TIOJ 2137:殿壬與Tan乙己
TIOJ 2137:殿壬與Tan乙己
題目大意:給你 $n$ 個點與兩個點之間的連接關係,還有每個點的權重 $w_i$,請你求出權重和第 $k$ 小的獨立集。
解法:可以二分搜一個值,看總和小於等於它的數量是不是 $\geq k$,當 $\geq k$ 就 $\text{return}$,時間複雜度 $O(k\times\log(C))$
$\text{Code:}$
#pragma GCC optimize("O3,unroll-loops")
#pragma GCC target("avx,popcnt,sse4,abm")
#include <bits/stdc++.h>
using namespace std;
#ifdef WAIMAI
#define debug(HEHE...) cout << "[" << #HEHE << "] : ", dout(HEHE)

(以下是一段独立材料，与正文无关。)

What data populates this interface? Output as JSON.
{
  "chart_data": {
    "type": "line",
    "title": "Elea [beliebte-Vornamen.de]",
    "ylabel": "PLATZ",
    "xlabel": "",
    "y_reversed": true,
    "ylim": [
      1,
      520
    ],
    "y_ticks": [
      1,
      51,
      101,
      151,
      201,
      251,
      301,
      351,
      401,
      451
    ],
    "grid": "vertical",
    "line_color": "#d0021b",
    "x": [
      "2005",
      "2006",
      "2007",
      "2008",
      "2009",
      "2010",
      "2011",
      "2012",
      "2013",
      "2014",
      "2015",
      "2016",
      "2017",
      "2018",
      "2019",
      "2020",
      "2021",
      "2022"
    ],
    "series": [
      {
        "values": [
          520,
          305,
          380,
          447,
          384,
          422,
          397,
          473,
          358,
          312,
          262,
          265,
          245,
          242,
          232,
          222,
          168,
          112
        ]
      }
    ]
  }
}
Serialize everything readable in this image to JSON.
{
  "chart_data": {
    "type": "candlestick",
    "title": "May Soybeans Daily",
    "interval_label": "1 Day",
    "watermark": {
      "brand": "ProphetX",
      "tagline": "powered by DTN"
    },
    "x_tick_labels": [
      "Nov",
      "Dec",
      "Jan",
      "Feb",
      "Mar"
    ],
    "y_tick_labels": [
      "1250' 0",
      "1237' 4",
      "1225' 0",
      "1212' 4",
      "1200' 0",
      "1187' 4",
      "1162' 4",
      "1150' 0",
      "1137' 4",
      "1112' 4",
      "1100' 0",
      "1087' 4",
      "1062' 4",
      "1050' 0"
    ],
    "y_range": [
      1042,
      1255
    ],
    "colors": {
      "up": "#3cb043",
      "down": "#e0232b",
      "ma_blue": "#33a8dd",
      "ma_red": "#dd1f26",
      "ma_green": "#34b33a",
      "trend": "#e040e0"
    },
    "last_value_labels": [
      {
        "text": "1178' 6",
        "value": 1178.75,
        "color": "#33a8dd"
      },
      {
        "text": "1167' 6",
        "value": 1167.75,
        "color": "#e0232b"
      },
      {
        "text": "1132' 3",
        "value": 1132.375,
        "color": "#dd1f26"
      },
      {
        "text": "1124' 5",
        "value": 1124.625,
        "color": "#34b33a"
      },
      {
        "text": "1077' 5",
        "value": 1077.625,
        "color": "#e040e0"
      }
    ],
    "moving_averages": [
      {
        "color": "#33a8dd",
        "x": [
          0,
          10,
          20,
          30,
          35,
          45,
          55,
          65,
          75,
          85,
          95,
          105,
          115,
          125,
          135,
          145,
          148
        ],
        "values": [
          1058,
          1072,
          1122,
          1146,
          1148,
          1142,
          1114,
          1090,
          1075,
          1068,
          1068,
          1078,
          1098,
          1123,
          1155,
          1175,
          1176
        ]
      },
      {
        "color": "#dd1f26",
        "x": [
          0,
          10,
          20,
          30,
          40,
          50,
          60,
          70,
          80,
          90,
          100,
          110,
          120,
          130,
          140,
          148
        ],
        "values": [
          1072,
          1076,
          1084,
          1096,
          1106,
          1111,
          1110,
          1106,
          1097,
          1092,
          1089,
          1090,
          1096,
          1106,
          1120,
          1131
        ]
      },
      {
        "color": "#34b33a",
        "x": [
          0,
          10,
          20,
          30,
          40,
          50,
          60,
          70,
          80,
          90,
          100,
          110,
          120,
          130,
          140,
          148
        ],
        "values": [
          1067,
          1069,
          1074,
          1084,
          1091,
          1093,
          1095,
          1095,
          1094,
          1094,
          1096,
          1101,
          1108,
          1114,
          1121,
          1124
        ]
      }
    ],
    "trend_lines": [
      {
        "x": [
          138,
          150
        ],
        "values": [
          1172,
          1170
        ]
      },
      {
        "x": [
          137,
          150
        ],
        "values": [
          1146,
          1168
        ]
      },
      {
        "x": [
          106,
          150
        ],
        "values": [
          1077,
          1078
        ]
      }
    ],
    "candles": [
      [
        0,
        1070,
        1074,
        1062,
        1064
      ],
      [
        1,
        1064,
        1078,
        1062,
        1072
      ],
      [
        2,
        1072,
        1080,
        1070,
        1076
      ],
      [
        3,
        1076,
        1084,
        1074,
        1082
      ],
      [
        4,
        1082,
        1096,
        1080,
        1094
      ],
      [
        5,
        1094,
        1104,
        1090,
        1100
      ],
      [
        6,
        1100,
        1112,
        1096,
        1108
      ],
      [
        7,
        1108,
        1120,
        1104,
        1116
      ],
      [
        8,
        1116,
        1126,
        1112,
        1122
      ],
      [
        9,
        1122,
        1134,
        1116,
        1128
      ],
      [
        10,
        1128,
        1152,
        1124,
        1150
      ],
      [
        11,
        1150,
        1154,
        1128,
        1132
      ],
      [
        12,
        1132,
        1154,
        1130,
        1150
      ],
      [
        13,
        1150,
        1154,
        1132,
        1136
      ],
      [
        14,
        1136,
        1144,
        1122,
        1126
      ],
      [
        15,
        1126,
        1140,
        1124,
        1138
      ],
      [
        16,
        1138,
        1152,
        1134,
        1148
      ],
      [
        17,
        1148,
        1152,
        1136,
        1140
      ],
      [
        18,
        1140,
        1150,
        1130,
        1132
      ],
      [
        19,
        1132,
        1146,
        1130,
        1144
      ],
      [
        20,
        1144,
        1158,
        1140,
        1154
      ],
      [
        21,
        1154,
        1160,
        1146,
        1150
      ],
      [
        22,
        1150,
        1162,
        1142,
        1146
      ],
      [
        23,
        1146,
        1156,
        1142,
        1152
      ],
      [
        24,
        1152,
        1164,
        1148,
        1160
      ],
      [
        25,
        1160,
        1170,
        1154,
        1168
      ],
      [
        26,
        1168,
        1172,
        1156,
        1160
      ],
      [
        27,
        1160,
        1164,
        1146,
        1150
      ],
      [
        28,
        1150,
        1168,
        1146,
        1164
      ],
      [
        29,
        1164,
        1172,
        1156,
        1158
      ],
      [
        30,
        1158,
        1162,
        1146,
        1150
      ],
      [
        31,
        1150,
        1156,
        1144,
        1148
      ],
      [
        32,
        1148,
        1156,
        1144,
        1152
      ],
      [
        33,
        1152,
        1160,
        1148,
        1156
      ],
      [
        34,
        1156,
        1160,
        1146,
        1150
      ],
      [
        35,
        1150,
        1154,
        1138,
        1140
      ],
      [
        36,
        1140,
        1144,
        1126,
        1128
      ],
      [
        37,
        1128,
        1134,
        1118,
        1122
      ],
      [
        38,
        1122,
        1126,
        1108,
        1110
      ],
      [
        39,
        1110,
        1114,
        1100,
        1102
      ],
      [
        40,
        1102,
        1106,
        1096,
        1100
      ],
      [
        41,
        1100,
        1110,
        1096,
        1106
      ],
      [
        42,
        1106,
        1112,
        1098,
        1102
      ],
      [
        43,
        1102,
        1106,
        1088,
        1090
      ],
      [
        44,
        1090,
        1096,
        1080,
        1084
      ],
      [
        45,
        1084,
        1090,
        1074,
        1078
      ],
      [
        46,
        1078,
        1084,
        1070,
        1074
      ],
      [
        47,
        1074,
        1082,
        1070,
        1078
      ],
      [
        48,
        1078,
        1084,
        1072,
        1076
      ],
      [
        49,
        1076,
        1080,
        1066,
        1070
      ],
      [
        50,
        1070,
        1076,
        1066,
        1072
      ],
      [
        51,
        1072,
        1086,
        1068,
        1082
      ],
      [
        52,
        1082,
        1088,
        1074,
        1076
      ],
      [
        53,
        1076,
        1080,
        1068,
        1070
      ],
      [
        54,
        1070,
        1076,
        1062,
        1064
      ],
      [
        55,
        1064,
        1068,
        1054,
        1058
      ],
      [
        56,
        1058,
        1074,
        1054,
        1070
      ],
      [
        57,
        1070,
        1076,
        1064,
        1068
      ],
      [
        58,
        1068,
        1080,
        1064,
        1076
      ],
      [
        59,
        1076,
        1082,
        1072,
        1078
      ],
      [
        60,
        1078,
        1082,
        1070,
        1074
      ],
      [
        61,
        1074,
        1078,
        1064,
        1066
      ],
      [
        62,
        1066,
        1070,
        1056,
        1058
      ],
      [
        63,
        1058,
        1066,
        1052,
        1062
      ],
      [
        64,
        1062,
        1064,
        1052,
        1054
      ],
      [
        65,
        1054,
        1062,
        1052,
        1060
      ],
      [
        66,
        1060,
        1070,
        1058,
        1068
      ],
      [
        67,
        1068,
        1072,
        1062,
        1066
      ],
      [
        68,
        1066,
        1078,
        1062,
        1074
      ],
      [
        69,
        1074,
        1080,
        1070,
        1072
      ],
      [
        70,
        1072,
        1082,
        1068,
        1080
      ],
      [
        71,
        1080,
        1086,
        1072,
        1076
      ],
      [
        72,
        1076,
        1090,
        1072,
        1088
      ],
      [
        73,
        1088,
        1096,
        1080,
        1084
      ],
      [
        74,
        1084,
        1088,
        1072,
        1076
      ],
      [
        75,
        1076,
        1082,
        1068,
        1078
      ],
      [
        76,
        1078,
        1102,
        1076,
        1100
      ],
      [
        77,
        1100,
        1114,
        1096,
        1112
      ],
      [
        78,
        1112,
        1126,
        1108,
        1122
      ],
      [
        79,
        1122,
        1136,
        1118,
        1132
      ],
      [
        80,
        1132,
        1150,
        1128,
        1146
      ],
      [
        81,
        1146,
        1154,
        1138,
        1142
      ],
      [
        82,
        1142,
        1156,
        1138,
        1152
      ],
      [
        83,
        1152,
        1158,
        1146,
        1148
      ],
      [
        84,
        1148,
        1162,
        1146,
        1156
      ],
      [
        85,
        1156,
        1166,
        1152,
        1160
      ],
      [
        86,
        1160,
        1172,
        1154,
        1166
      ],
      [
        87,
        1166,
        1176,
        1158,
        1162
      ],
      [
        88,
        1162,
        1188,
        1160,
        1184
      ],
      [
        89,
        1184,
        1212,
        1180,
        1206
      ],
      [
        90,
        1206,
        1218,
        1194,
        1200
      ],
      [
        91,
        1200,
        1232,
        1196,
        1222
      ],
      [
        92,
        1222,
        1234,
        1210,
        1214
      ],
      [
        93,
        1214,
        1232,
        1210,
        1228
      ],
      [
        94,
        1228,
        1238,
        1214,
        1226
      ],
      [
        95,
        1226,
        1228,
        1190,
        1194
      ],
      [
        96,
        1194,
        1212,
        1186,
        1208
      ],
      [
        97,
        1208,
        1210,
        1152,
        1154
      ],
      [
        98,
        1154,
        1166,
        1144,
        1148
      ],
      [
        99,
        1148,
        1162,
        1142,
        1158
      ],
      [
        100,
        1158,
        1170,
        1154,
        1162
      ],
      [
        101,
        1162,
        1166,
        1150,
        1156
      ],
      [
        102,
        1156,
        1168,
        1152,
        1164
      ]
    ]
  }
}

void dout() {cout << '\n';}
template<typename T, typename...U>
void dout (T t, U...u) {cout << t << (sizeof... (u) ? ", " : ""), dout (u...);}
#else
#define debug(...) 7122
#endif
#define ll long long
#define Waimai ios::sync_with_stdio(false), cin.tie(0)

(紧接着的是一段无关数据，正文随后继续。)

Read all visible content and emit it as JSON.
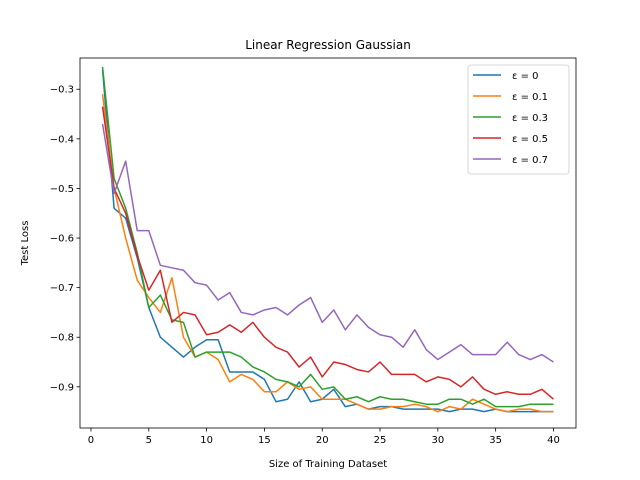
{
  "chart_data": {
    "type": "line",
    "title": "Linear Regression Gaussian",
    "xlabel": "Size of Training Dataset",
    "ylabel": "Test Loss",
    "xlim": [
      -0.95,
      41.95
    ],
    "ylim": [
      -0.983,
      -0.237
    ],
    "xticks": [
      0,
      5,
      10,
      15,
      20,
      25,
      30,
      35,
      40
    ],
    "yticks": [
      -0.3,
      -0.4,
      -0.5,
      -0.6,
      -0.7,
      -0.8,
      -0.9
    ],
    "ytick_labels": [
      "−0.3",
      "−0.4",
      "−0.5",
      "−0.6",
      "−0.7",
      "−0.8",
      "−0.9"
    ],
    "grid": false,
    "legend_position": "top-right",
    "x": [
      1,
      2,
      3,
      4,
      5,
      6,
      7,
      8,
      9,
      10,
      11,
      12,
      13,
      14,
      15,
      16,
      17,
      18,
      19,
      20,
      21,
      22,
      23,
      24,
      25,
      26,
      27,
      28,
      29,
      30,
      31,
      32,
      33,
      34,
      35,
      36,
      37,
      38,
      39,
      40
    ],
    "series": [
      {
        "name": "ε = 0",
        "color": "#1f77b4",
        "values": [
          -0.26,
          -0.54,
          -0.56,
          -0.64,
          -0.74,
          -0.8,
          -0.82,
          -0.84,
          -0.82,
          -0.805,
          -0.805,
          -0.87,
          -0.87,
          -0.87,
          -0.885,
          -0.93,
          -0.925,
          -0.89,
          -0.93,
          -0.925,
          -0.905,
          -0.94,
          -0.935,
          -0.945,
          -0.94,
          -0.94,
          -0.945,
          -0.945,
          -0.945,
          -0.945,
          -0.95,
          -0.945,
          -0.945,
          -0.95,
          -0.945,
          -0.95,
          -0.95,
          -0.95,
          -0.95,
          -0.95
        ]
      },
      {
        "name": "ε = 0.1",
        "color": "#ff7f0e",
        "values": [
          -0.31,
          -0.5,
          -0.6,
          -0.685,
          -0.72,
          -0.75,
          -0.68,
          -0.8,
          -0.84,
          -0.83,
          -0.845,
          -0.89,
          -0.875,
          -0.885,
          -0.91,
          -0.91,
          -0.89,
          -0.905,
          -0.9,
          -0.925,
          -0.925,
          -0.925,
          -0.935,
          -0.945,
          -0.945,
          -0.94,
          -0.94,
          -0.935,
          -0.94,
          -0.95,
          -0.94,
          -0.945,
          -0.925,
          -0.935,
          -0.945,
          -0.95,
          -0.945,
          -0.945,
          -0.95,
          -0.95
        ]
      },
      {
        "name": "ε = 0.3",
        "color": "#2ca02c",
        "values": [
          -0.255,
          -0.48,
          -0.54,
          -0.63,
          -0.74,
          -0.715,
          -0.765,
          -0.77,
          -0.84,
          -0.83,
          -0.83,
          -0.83,
          -0.84,
          -0.86,
          -0.87,
          -0.885,
          -0.89,
          -0.9,
          -0.875,
          -0.905,
          -0.9,
          -0.925,
          -0.92,
          -0.93,
          -0.92,
          -0.925,
          -0.925,
          -0.93,
          -0.935,
          -0.935,
          -0.925,
          -0.925,
          -0.935,
          -0.925,
          -0.94,
          -0.94,
          -0.94,
          -0.935,
          -0.935,
          -0.935
        ]
      },
      {
        "name": "ε = 0.5",
        "color": "#d62728",
        "values": [
          -0.335,
          -0.5,
          -0.55,
          -0.635,
          -0.705,
          -0.665,
          -0.77,
          -0.75,
          -0.755,
          -0.795,
          -0.79,
          -0.775,
          -0.79,
          -0.77,
          -0.8,
          -0.82,
          -0.83,
          -0.86,
          -0.84,
          -0.88,
          -0.85,
          -0.855,
          -0.865,
          -0.87,
          -0.85,
          -0.875,
          -0.875,
          -0.875,
          -0.89,
          -0.88,
          -0.885,
          -0.9,
          -0.88,
          -0.905,
          -0.915,
          -0.91,
          -0.915,
          -0.915,
          -0.905,
          -0.925
        ]
      },
      {
        "name": "ε = 0.7",
        "color": "#9467bd",
        "values": [
          -0.37,
          -0.51,
          -0.445,
          -0.585,
          -0.585,
          -0.655,
          -0.66,
          -0.665,
          -0.69,
          -0.695,
          -0.725,
          -0.71,
          -0.75,
          -0.755,
          -0.745,
          -0.74,
          -0.755,
          -0.735,
          -0.72,
          -0.77,
          -0.745,
          -0.785,
          -0.755,
          -0.78,
          -0.795,
          -0.8,
          -0.82,
          -0.785,
          -0.825,
          -0.845,
          -0.83,
          -0.815,
          -0.835,
          -0.835,
          -0.835,
          -0.81,
          -0.835,
          -0.845,
          -0.835,
          -0.85
        ]
      }
    ]
  }
}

#define FOR(x,a,b) for (int x = a, I = b; x <= I; x++)
#define pb emplace_back
#define F first
#define S second
const int SIZE = 65;
int n, k;
ll g[SIZE], w[SIZE];
bool ok(ll val) {
int cnt = 1;
auto dfs = [&](auto dfs, int pos, ll mask, ll sum)->void {
if ((g[pos] & mask) != mask) return;
mask |= 1ll << pos;
sum += w[pos];
if (sum > val) return;
cnt++;
FOR (i, pos + 1, n - 1) {
if (cnt >= k) return;
dfs(dfs, i, mask, sum);
}
};
FOR (i, 0, n - 1) dfs(dfs, i, 0, 0);
return cnt >= k;
}
void solve() {
cin >> n >> k;
FOR (i, 0, n - 1) {
g[i] = 0;
FOR (j, 0, n - 1) {
int x;
cin >> x;
if (!x) g[i] |= 1ll << j;
}
}
FOR (i, 0, n - 1) cin >> w[i];
ll l = 0, r = accumulate(w, w + n, 0ll);
if (!ok(r)) {
cout << "-1\n";
return;
}
while (l < r) {
ll mid = (l + r) / 2;
if (ok(mid)) r = mid;
else l = mid + 1;
}
cout << l << '\n';
}
int main() {
Waimai;
int tt;
cin >> tt;
while (tt--) solve();
}
我的分享就到這裡結束了,如果喜歡我的 $\text{Blog}$,歡迎追蹤!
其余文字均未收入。